Merindad de Sotoscueva:
La Merindad
de Sotoscueva, al Norte de Burgos, se caracteriza por sus fuertes contrastes.
En la amplia depresión del Norte domina un paisaje de pastizales verdes
alternados con bosques de hayas, robles y pinos. En esta zona, al pie de la
Cordillera Cantábrica, la ganaderia ha sido el modo de vida de sus
gentes. En los vallejos calizos de la parte Sur de la Merindad, los arroyos
y torrentes han favorecido el fenómeno Kárstico y la aparición
de abundantes grietas que han dado origen a simas, barrancos, sumideros y
cuevas.[Sala del Ayuntamiento]
Algunas de estas cavidades, conectadas entre sí, forman un gran complejo
kárstico que, distribuido en seis niveles y con casi 100 kms de desarrollo,
está incluido entre los más extensos del mundo: Ojo Guareña.
En su interior existen muestras de todas las culturas que han poblado este
aterritorio: grabados, restos de pinturas rupestres, cerámicas, armas,
e incluso huellas de nuestros antepasados.
Desde sus orígenes, los concejos de los regidores de la Merindad han
cambiado de escenario. Primero se celebraron en torno a una Encina Sagrfada;
en 1616 se trasladaron a una cueva cercana a la Ermita de San Bernabé;
finalmente, en 1924 se pasó al nuevo edificio del Ayuntamiento, ubicado
en Cornejo.
Además del complejo de Ojo Guareña, declarado Monumento Natural
en 1996, en este amplio territorio encontramos lugares de elevado valor ambiental,
como los barrancos de Dulla, el río Nela, el Valle del Engaña,
los Montes del Somo o los escapados desfiladeros del las Diacladas o del arroyo
de la Hoz.
El mejor ejemplo románico de la Merindad se encuentra en Butrera, y
destaca por la calidad de la talla de los canecillos, capiteles, ventanas
y relieves.
Entre este agradable medio natural, los pequeños pueblos, salpicados
por el valle, han sabido conservar el modelo de casa montañesa, formada
por gruesos muros de mampostería, pequeños vanos y una solana
de madera, que a veces es doble.
En ciertas ocasiones, un tejadillo cubre la puerta de acceso a un patio anterior
a la casa. A veces encontramos elementos cultos como arcos, ventanas apuntadas
y escudos, en algunas construcciones.
La rica arquitectura popular se constata en los numerosos ejemplos de lavaderos,
potros, fuentes, molinos y boleras, que como en Entrambosríos, está
cubierta.
El senderismo y la bici de montaña gozan de buenos espacios para su
práctica. El Nela y el Trema ofrecen buenas zonas naturales de baño,
en las que, además, es posible pescar o navegar en piragua. Los bolos
y el frontón son deportes autóctonos.
El sábado siguiente al día 11 de junio, se celebra la romería
de San Bernabé, la más importante de las Merindades. A ella
se acercan los lugareños y gentes de provincias limítrofes.

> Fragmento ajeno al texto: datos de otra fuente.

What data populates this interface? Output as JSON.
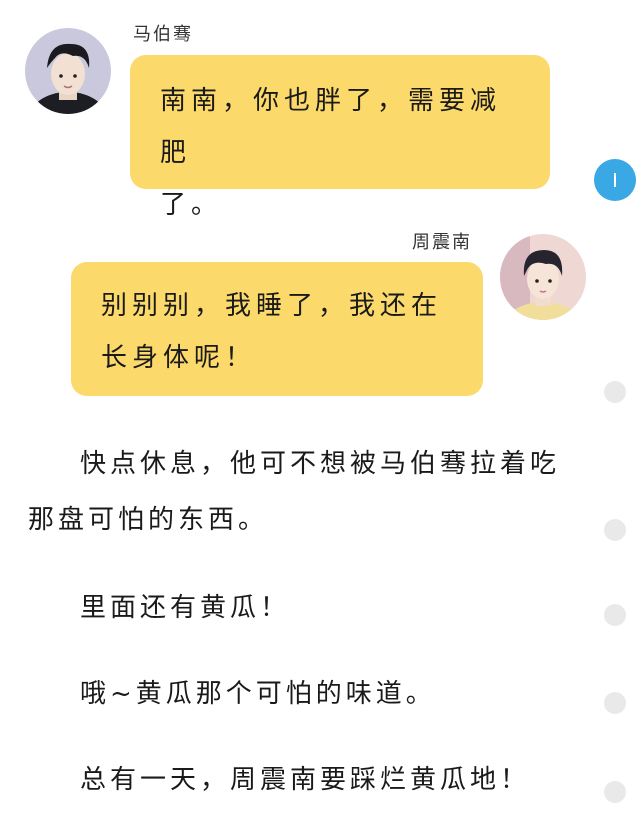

En el verano varias localidades rinden honor a su patrón. Los alojamientos
rurales y la gastronomía gozan de buena fama.

La Bandera
Municipal de la Merindad de Sotoscueva fue aprobada por el Pleno del Ayuntamiento
en Sesión celebrada el 17 de Enero de 1998 y ratificada por la Excmª.
Diputación Provincial mediante acuerdo Plenario de 14 de Mayo de 1998
(publicada en el B.O.C. y L. n.º 116 de 22 de junio).
La misma está compuesta de dos franjas horizontales e iguales entre
sí y de colores rojo y amarillo (de arriba a abajo). Lleva al asta
un triángulo negro con uno de sus vértices en el centro geométrico
de la bandera. Sobre el citado triángulo se sitúa el escudo
municipal.
Los colores rojo y amarillo responden a los propios del escudo, mientras que
el triángulo negro quiere reflejar el monumento más emblemático
del Municipio: Las Cuevas de Ojo Guareña.
Su diseño fue realizado, de forma desinteresada, por la Sociedad Española
de Vexilología.
Respecto al escudo, contiene un castillo donjonado con una leyenda de la que
se deduce su otorgamiento por el Rey Felipe III en 1616, según unos
escritos obrantes en este Ayuntamiento, siendo valido el Duque de Lerma.